Having been an employee at NeXT and Apple between the years 1996 and 1998 I can testify that not only was the 1999 modest but in fact, in 1997 Apple had only 3 months worth of working capital on which to run the company. One of the most necessary and drastic actions Steve took was to revoke the Sabbatical Program. Nearly 1/3rd of the entire staff had earned up to 12 weeks of paid vacation. Not to mention the merging of 20 some odd separate marketing departments into the vaunted "Think Different" single marketing department. Or the over 500 staffed IT Department costing the company over $45 Million annually to run with over 180 in-house applications that had yet to be sold to consumers? Steve gutted that group and what useful software has and continues to be adapted to current and hopefully future software from Apple. We all found the gluttony within Apple to be disgusting (meanwhile during the merger Apple Engineers were pissed with our free variety of beverages perks and how upbeat and enjoyable the NeXT headquarters work environments actual were). My personal favorite change was when Steve gutted the outside Latte/Espresso vendor from within Apple proper along with the Cafe staff. It sent a storm of posts on the internal web anonymous bitch section (employee feedback section) until the day arrived when Steve was praised because he introduced everyone to the newly revamped Cafe with free Coffee/Lattes for Staff. It just reminds me how speculation can sure create wild stories, and how experiencing it in actuality helps calm those storms of BS.

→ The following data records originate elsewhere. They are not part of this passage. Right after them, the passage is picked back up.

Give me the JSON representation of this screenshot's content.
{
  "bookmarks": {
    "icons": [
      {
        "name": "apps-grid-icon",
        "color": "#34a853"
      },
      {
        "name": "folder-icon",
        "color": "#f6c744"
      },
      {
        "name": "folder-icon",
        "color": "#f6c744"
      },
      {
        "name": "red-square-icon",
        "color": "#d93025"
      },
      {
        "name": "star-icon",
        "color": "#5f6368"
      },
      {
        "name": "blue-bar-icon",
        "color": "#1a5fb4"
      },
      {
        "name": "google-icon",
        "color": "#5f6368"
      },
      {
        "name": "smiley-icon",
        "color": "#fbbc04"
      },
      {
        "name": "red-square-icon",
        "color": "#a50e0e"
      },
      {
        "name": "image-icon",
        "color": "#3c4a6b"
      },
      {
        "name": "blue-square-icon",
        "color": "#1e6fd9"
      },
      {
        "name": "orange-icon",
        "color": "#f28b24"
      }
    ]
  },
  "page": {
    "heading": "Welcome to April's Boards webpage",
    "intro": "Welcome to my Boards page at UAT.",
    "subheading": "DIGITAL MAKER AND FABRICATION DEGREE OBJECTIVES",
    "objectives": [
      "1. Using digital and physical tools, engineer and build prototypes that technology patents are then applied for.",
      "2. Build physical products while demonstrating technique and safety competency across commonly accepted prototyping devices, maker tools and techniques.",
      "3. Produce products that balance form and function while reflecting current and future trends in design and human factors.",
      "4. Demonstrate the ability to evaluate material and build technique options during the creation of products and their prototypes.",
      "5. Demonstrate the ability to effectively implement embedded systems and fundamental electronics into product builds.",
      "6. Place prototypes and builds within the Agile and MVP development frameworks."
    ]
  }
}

We only had 12 weeks in which to effectively redefine Apple, trim the exhorbitant costs that it was taking just to keep the company afloat, and more importantly market products to get Apple back on track. It was then early in 1998 we all were asked to head off campus to what would be the unveiling of Apple's Future--iMac.
I agree the clone licensing campaign that Steve revoked was necessary for Apple to survive. Steve learned well with all the grandiose ideals at NeXT and was not about to make the same mistakes back at Apple, now that he had one last chance.
How many people realize that a stroll around Steve's neighborhood with an Executive of Microsoft turned into the $150 Million non-voting shares investment from Microsoft back into Apple and how when that was revealed in Boston that most folks hadn't a clue how important ending that feud was to Apple's future bottom line.
Sevceral times hye uses the phrase "wildly popular Apple II". One of the biggest reasons it became so was third party support. Apple did what they do best with the Apple II, and let others build on that and make their own fortunes.
One of those others was Microsoft. Besides producing several programming and software packages for the Apple II, they wrote a portion of the machine's ROM. Look inside an Apple II; the ROM chips have a Microsoft copyright.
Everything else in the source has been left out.